What is less certain is how common these experiences are or how constructed in order to form those critical literary moments. I’m thinking mostly of the story “The Transplant” where a hospital records error and a series of successive obligations places stolen goods in the garage of a Mexican-American with a gambling addiction. While more of a page-turner, it pushed plausibility some. But others, like “I’d Love You to Want Me” finds a woman caring for her Alzheimer’s afflicted husband who oddly speaks names (perhaps from his past) she does not recognize, but she must now decide whether to elevate his confusion to a self-sacrificing level of present comfort. Terrifyingly real and poignant.

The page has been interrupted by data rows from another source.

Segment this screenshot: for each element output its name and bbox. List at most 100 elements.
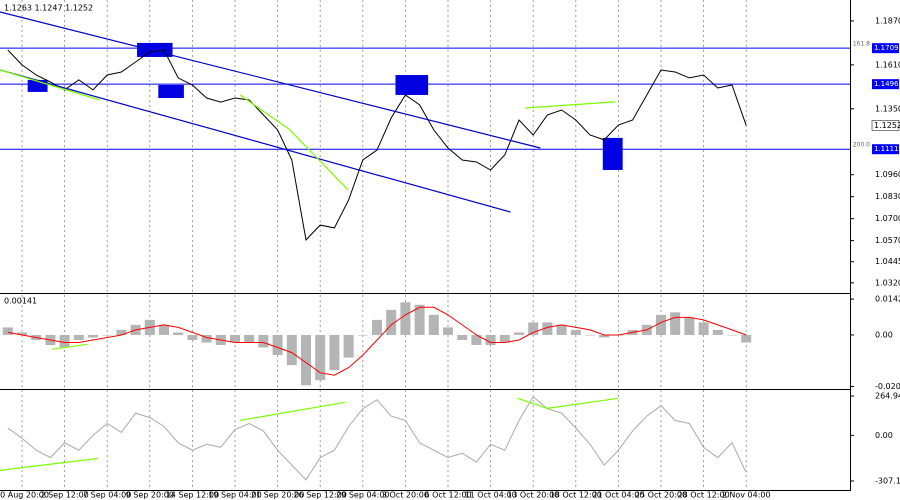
x-tick-label: 2 Nov 04:00 <box>722 491 771 500</box>
histogram-bar <box>59 334 70 348</box>
histogram-bar <box>2 327 13 335</box>
histogram-bar <box>514 332 524 335</box>
x-tick-label: 9 Sep 20:00 <box>126 491 174 500</box>
trend-line <box>524 101 616 109</box>
y-tick-label: -307.142 <box>875 476 900 485</box>
marker-box <box>27 79 48 92</box>
trend-line <box>0 457 99 471</box>
y-tick-label: 1.0445 <box>875 257 900 266</box>
level-label: 200.0 <box>853 142 870 149</box>
x-tick-label: 18 Oct 12:00 <box>550 491 602 500</box>
marker-box <box>158 84 184 99</box>
histogram-bar <box>88 334 98 338</box>
histogram-bar <box>400 302 411 335</box>
x-tick-label: 21 Oct 04:00 <box>592 491 644 500</box>
y-tick-label: 0.00 <box>875 431 893 440</box>
x-tick-label: 28 Oct 12:00 <box>678 491 730 500</box>
price-line <box>7 396 747 481</box>
level-tag <box>872 144 899 155</box>
level-label: 161.8 <box>853 41 870 48</box>
x-tick-label: 11 Oct 04:00 <box>465 491 517 500</box>
histogram-bar <box>244 334 255 343</box>
level-tag <box>872 79 899 90</box>
histogram-bar <box>258 334 269 348</box>
histogram-bar <box>73 334 84 340</box>
last-price-tag <box>871 120 900 131</box>
indicator-value: 0.00141 <box>4 297 37 306</box>
histogram-bar <box>315 334 326 381</box>
histogram-bar <box>443 327 453 335</box>
histogram-bar <box>17 332 27 335</box>
y-tick-label: 1.0320 <box>875 278 900 287</box>
x-tick-label: 2 Sep 12:00 <box>40 491 88 500</box>
trend-line <box>239 401 346 421</box>
level-value: 1.1496 <box>874 80 899 88</box>
histogram-bar <box>656 314 666 335</box>
signal-line <box>7 306 747 376</box>
y-tick-label: 1.0570 <box>875 236 900 245</box>
level-value: 1.1709 <box>874 44 899 52</box>
histogram-bar <box>684 317 695 335</box>
histogram-bar <box>159 324 169 335</box>
histogram-bar <box>712 329 723 335</box>
trend-line <box>51 343 88 350</box>
marker-box <box>602 137 623 170</box>
y-tick-label: 1.0830 <box>875 192 900 201</box>
histogram-bar <box>386 309 397 335</box>
chart-title: 1.1263 1.1247 1.1252 <box>4 4 93 13</box>
level-value: 1.1111 <box>874 145 899 153</box>
histogram-bar <box>585 334 595 336</box>
x-tick-label: 30 Aug 20:00 <box>0 491 49 500</box>
y-tick-label: 264.9492 <box>875 392 900 401</box>
y-tick-label: 1.0700 <box>875 214 900 223</box>
y-tick-label: 1.1350 <box>875 104 900 113</box>
x-tick-label: 3 Oct 20:00 <box>382 491 429 500</box>
histogram-bar <box>570 329 581 335</box>
x-tick-label: 21 Sep 20:00 <box>251 491 304 500</box>
histogram-bar <box>286 334 297 366</box>
histogram-bar <box>201 334 212 343</box>
histogram-bar <box>471 334 482 346</box>
histogram-bar <box>670 312 681 335</box>
x-tick-label: 19 Sep 04:00 <box>208 491 261 500</box>
histogram-bar <box>428 314 439 335</box>
histogram-bar <box>528 322 539 335</box>
x-tick-label: 26 Sep 12:00 <box>293 491 346 500</box>
histogram-bar <box>343 334 354 358</box>
price-line <box>7 49 747 241</box>
histogram-bar <box>329 334 340 371</box>
trend-line <box>0 11 541 149</box>
histogram-bar <box>301 334 311 386</box>
trend-line <box>239 94 349 191</box>
histogram-bar <box>116 329 127 335</box>
histogram-bar <box>173 332 184 335</box>
histogram-bar <box>727 334 737 336</box>
histogram-bar <box>357 334 368 336</box>
histogram-bar <box>414 304 425 335</box>
y-tick-label: 0.00 <box>875 330 893 339</box>
histogram-bar <box>542 322 553 335</box>
histogram-bar <box>102 334 113 336</box>
trend-line <box>0 69 511 213</box>
y-tick-label: -0.02049 <box>875 382 900 391</box>
histogram-bar <box>485 334 496 346</box>
histogram-bar <box>272 334 283 356</box>
x-tick-label: 14 Sep 12:00 <box>166 491 219 500</box>
marker-box <box>395 75 429 95</box>
histogram-bar <box>741 334 752 343</box>
histogram-bar <box>499 334 510 343</box>
y-tick-label: 1.1610 <box>875 60 900 69</box>
y-tick-label: 1.0960 <box>875 170 900 179</box>
histogram-bar <box>187 334 198 340</box>
x-tick-label: 7 Sep 04:00 <box>83 491 131 500</box>
x-tick-label: 13 Oct 20:00 <box>507 491 559 500</box>
trend-line <box>517 397 619 410</box>
last-price: 1.1252 <box>874 121 900 130</box>
x-tick-label: 6 Oct 12:00 <box>424 491 471 500</box>
histogram-bar <box>372 319 382 335</box>
histogram-bar <box>599 334 610 338</box>
histogram-bar <box>457 334 468 340</box>
level-tag <box>872 43 899 54</box>
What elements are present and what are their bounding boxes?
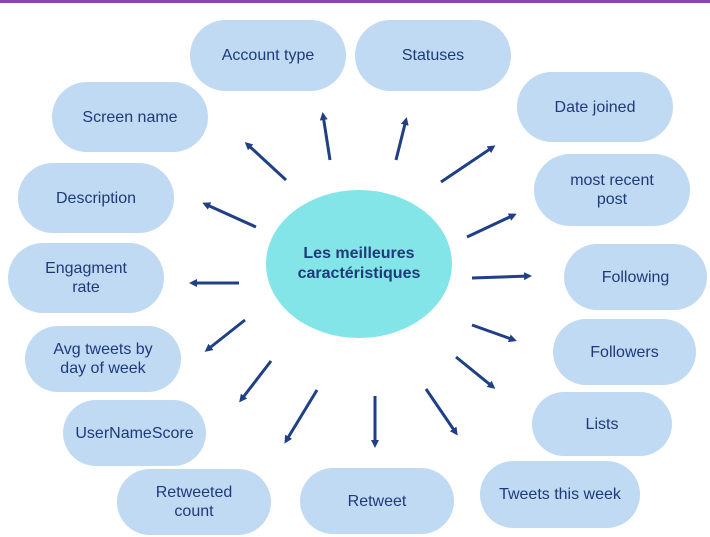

And while these poignant choices, from an assimilation metaphor met through homosexual contact to the naming of daughters motivated by loneliness and obligation, make for despair and anxiety, I could not help as I read to also read them as sentiment, as constructions with the intention to create my empathy. Perhaps I would not have felt so to encounter them separately as they were originally published; but together as an anthology, they feel at times artificial, readerly, working a bit too hard to me, the non-refugee, to feel.

Ah, but this is a minor quibble, and a fraught one, isn’t it? Nguyen is still young in his career and will doubtless produce more seamless works ahead. In the end, I am glad to have read it, and each story carried an original angle, rarely overtly political and more subtly cultural; these are human stories for human readers, and they are worth the time spent.